Close gaps and detect the contours of lake strandlines, including island strandline in lake.

left: image_input.png
right: image_lake_result.jpg

 CloseGaps.py:

from archicv.archi import *

#open an image as <"numpy.ndarray">
img = open_image( "./image_input.png" )

#set a black paper for painting results
img_black_paper = create_paper(img.shape)

#get a grayscale image
img_gray = get_gray_image(img)

#begin recognition and optimization
contours = get_contour_cornerlists( img_gray )

#draw results image file via OpenCV
cv_draw_lake( img_black_paper, contours )
save_image( 'image_lake_result.jpg', img_black_paper )

#generate cad results
tmp_dxf = open_dxf()
dxf_draw_tree( tmp_dxf, contours )
save_dxf( tmp_dxf, 'lake_result.dxf' )

1. This is a simple library and it is rather recommended to master every api in reference. Different api can combine to get different performance.
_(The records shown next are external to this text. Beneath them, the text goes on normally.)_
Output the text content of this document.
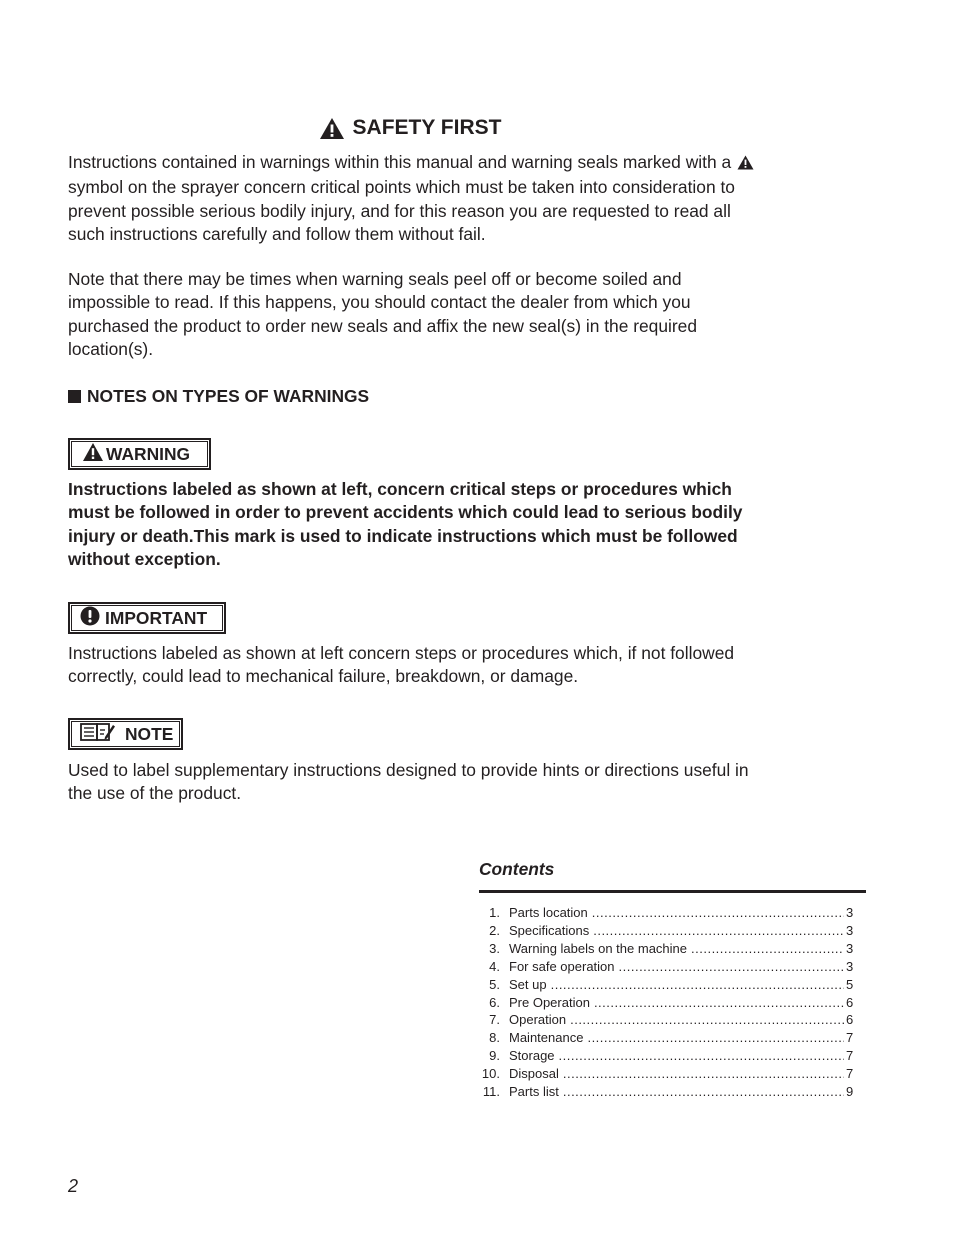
SAFETY FIRST
Instructions contained in warnings within this manual and warning seals marked with asymbol on the sprayer concern critical points which must be taken into consideration to prevent possible serious bodily injury, and for this reason you are requested to read all such instructions carefully and follow them without fail.
Note that there may be times when warning seals peel off or become soiled and impossible to read. If this happens, you should contact the dealer from which you purchased the product to order new seals and affix the new seal(s) in the required location(s).
NOTES ON TYPES OF WARNINGS
WARNING
Instructions labeled as shown at left, concern critical steps or procedures which must be followed in order to prevent accidents which could lead to serious bodily injury or death.This mark is used to indicate instructions which must be followed without exception.
IMPORTANT
Instructions labeled as shown at left concern steps or procedures which, if not followed correctly, could lead to mechanical failure, breakdown, or damage.
NOTE
Used to label supplementary instructions designed to provide hints or directions useful in the use of the product.
Contents
1. Parts location .....	3
2. Specifications .....	3
3. Warning labels on the machine .....	3
4. For safe operation .....	3
5. Set up .....	5
6. Pre Operation .....	6
7. Operation .....	6
8. Maintenance .....	7
9. Storage .....	7
10. Disposal .....	7
11. Parts list .....	9
2
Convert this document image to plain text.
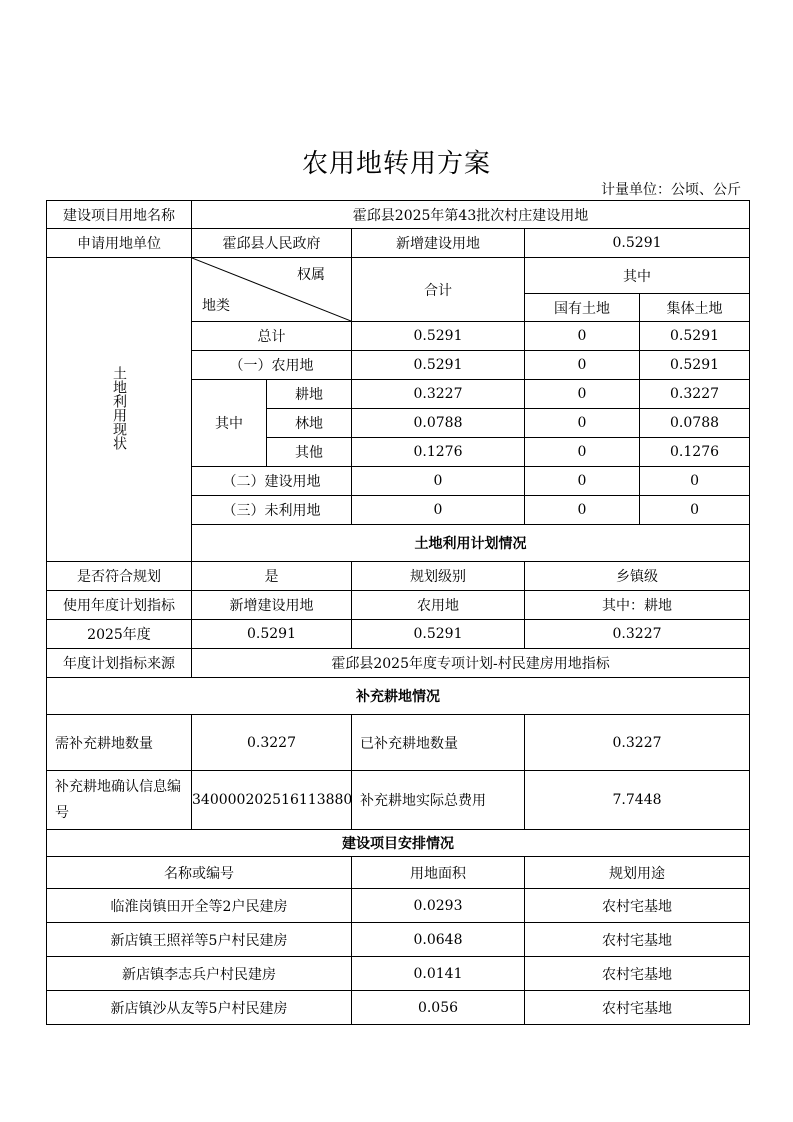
农用地转用方案
计量单位：公顷、公斤
建设项目用地名称	霍邱县2025年第43批次村庄建设用地				
申请用地单位	霍邱县人民政府		新增建设用地	0.5291	
土地利用现状	权属
地类		合计	其中	
				国有土地	集体土地
	总计		0.5291	0	0.5291
	（一）农用地		0.5291	0	0.5291
	其中	耕地	0.3227	0	0.3227
		林地	0.0788	0	0.0788
		其他	0.1276	0	0.1276
	（二）建设用地		0	0	0
	（三）未利用地		0	0	0
	土地利用计划情况				
是否符合规划	是		规划级别	乡镇级	
使用年度计划指标	新增建设用地		农用地	其中：耕地	
2025年度	0.5291		0.5291	0.3227	
年度计划指标来源	霍邱县2025年度专项计划-村民建房用地指标				
补充耕地情况					
需补充耕地数量	0.3227		已补充耕地数量	0.3227	
补充耕地确认信息编号	340000202516113880		补充耕地实际总费用	7.7448	
建设项目安排情况					
名称或编号			用地面积	规划用途	
临淮岗镇田开全等2户民建房			0.0293	农村宅基地	
新店镇王照祥等5户村民建房			0.0648	农村宅基地	
新店镇李志兵户村民建房			0.0141	农村宅基地	
新店镇沙从友等5户村民建房			0.056	农村宅基地	
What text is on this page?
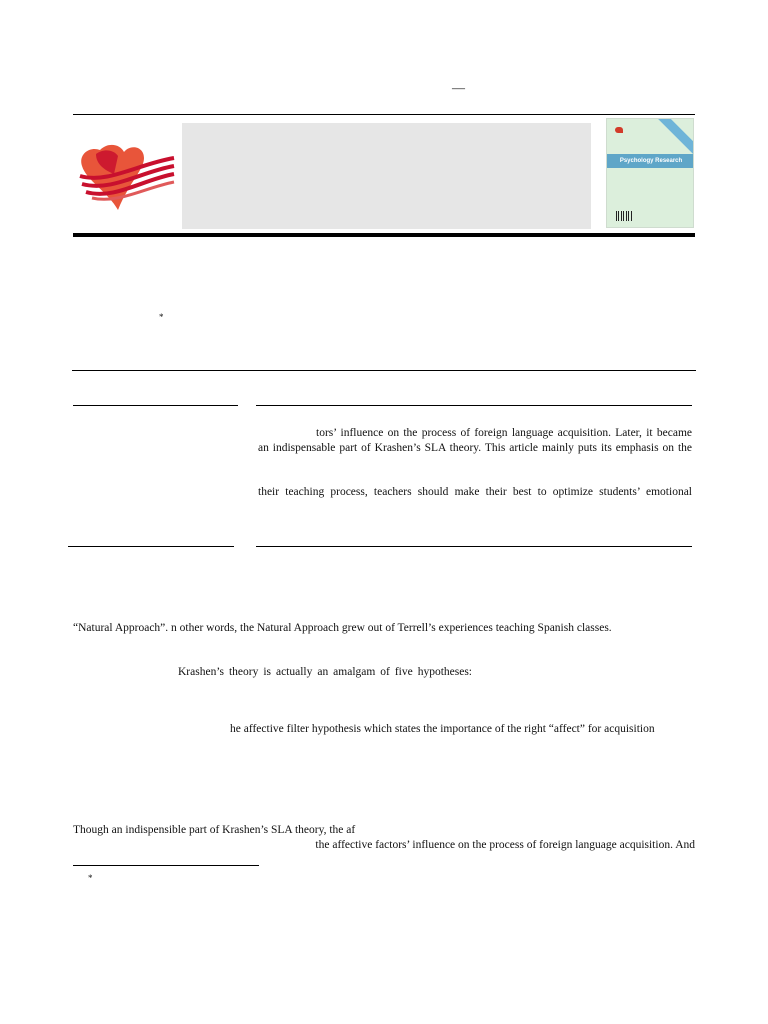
—
Psychology Research
*
tors’ influence on the process of foreign language acquisition. Later, it became
an indispensable part of Krashen’s SLA theory. This article mainly puts its emphasis on the
their teaching process, teachers should make their best to optimize students’ emotional
“Natural Approach”. n other words, the Natural Approach grew out of Terrell’s experiences teaching Spanish classes.
Krashen’s theory is actually an amalgam of five hypotheses:
he affective filter hypothesis which states the importance of the right “affect” for acquisition
Though an indispensible part of Krashen’s SLA theory, the af
the affective factors’ influence on the process of foreign language acquisition. And
*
It is worth dive into archicv api, especially for landscape architect.
2. If you are a deep enough user or a geek, it is recommended to learn opencv-python and numpy, because archicv is based on opencv and numpy. If you master opencv, you will discover archicv is just a easier library for users on the area of landscape architecture and archicv will make something easier if you are doing something about computer vision on landscape architecture. It is a short but good saber.
3. Because there are just several thousand lines of codes. So it is recommended to read the codes of archi.py in order to catch insights into code structure and logic.